00:00 A year ago, or 18 months ago probably more like, you were standing at Gama when Anthony
00:06 Albanese announced the voice would be, the referendum would be going ahead.
00:11 Now 18 months later, how have you changed and how has the debate changed in your eyes?
00:18 Sadly I think my worst fears have been realised in that these things are too big for the media.
00:27 I don't think we can squeeze in the fragility of 200 years of this history into a newspaper
00:34 headline or a television news grab or a radio interview or a debate.
00:41 These things are too much for our media and our politics and so we trivialise and we distort
00:49 and we platform rhetoric and we shout but we don't really speak.
00:56 The animosity of the debate has increased over the past year, two years.
01:03 Do you think the media are to blame for that?
01:05 I don't think the animosity has increased, I think the media has just given it a voice.
01:11 Some of the ludicrous stories that have been platformed, some of the hateful things that
01:16 have been platformed, racism platformed.
01:19 And I think personally, I think there needs to be a reckoning in media around the destructive
01:26 tendencies and instincts of what passes for media coverage and the need for a more constructive
01:31 approach to actually start with what we agree upon rather than what we disagree upon.

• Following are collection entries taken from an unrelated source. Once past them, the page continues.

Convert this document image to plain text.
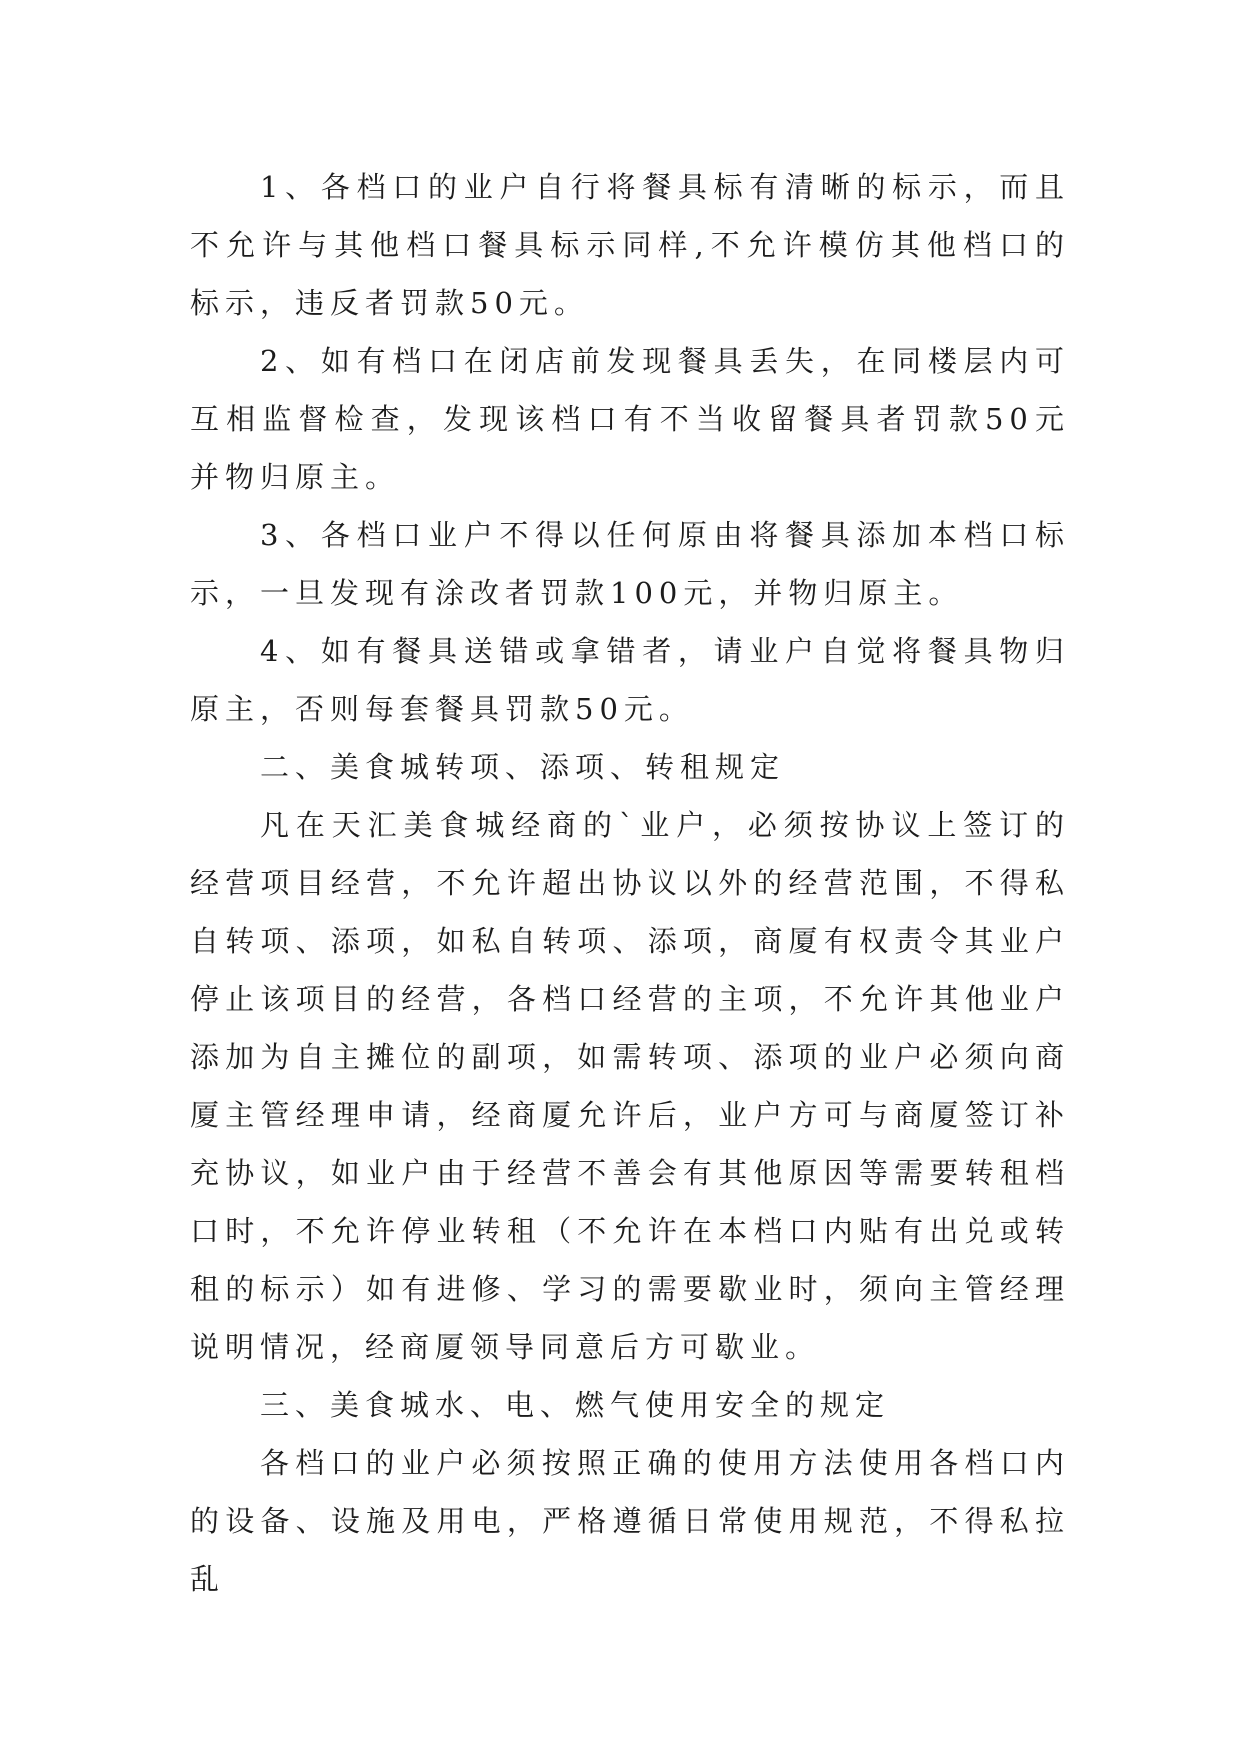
1、各档口的业户自行将餐具标有清晰的标示，而且不允许与其他档口餐具标示同样,不允许模仿其他档口的标示，违反者罚款50元。

2、如有档口在闭店前发现餐具丢失，在同楼层内可互相监督检查，发现该档口有不当收留餐具者罚款50元并物归原主。

3、各档口业户不得以任何原由将餐具添加本档口标示，一旦发现有涂改者罚款100元，并物归原主。

4、如有餐具送错或拿错者，请业户自觉将餐具物归原主，否则每套餐具罚款50元。

二、美食城转项、添项、转租规定

凡在天汇美食城经商的`业户，必须按协议上签订的经营项目经营，不允许超出协议以外的经营范围，不得私自转项、添项，如私自转项、添项，商厦有权责令其业户停止该项目的经营，各档口经营的主项，不允许其他业户添加为自主摊位的副项，如需转项、添项的业户必须向商厦主管经理申请，经商厦允许后，业户方可与商厦签订补充协议，如业户由于经营不善会有其他原因等需要转租档口时，不允许停业转租（不允许在本档口内贴有出兑或转租的标示）如有进修、学习的需要歇业时，须向主管经理说明情况，经商厦领导同意后方可歇业。

三、美食城水、电、燃气使用安全的规定

各档口的业户必须按照正确的使用方法使用各档口内的设备、设施及用电，严格遵循日常使用规范，不得私拉乱
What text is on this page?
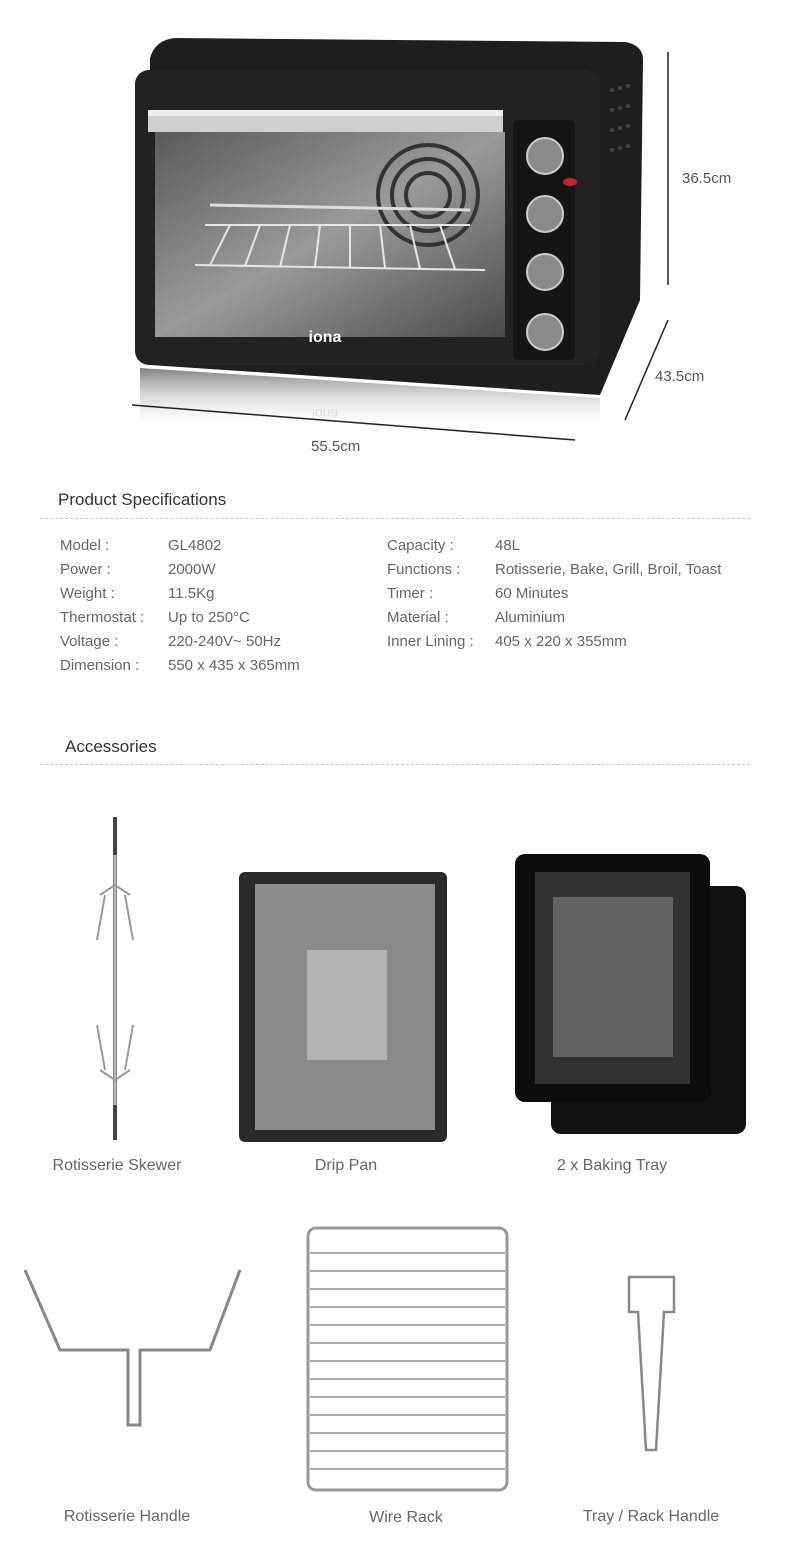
iona
iona
36.5cm
43.5cm
55.5cm
Product Specifications
Model :	GL4802
Power :	2000W
Weight :	11.5Kg
Thermostat : Up to 250°C
Voltage :	220-240V~ 50Hz
Dimension : 550 x 435 x 365mm
Capacity :	48L
Functions : Rotisserie, Bake, Grill, Broil, Toast
Timer :	60 Minutes
Material :	Aluminium
Inner Lining : 405 x 220 x 355mm
Accessories
Rotisserie Skewer	Drip Pan	2 x Baking Tray
Rotisserie Handle	Wire Rack	Tray / Rack Handle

01:37 We're in the Northern Territory so it would be remiss of me not to ask a Northern Territory
01:42 centred question.
01:43 One in four people here are Indigenous and they're a population of people who would likely
01:49 largely be affected by the outcome of this referendum, whichever way it goes.
01:55 Is that something that voters in the Territory should be keeping in mind?
02:00 I think it means a lot to all of us.
02:02 I think the voice is something that cuts across so many things in our country.
02:08 There is the reality of the failure of policy to achieve the outcomes that First Nations
02:16 people so desperately need.
02:18 And I think you would hope with representation that allows a stronger input from Aboriginal
02:25 communities through an enshrined voice brings about those sort of policy outcomes that people
02:31 so desperately need.
02:33 These things that are much bigger than what we will vote on one particular day because
02:39 we'll have to wake up the next day and ask ourselves again, who are we?
02:44 What does it mean to be Australian?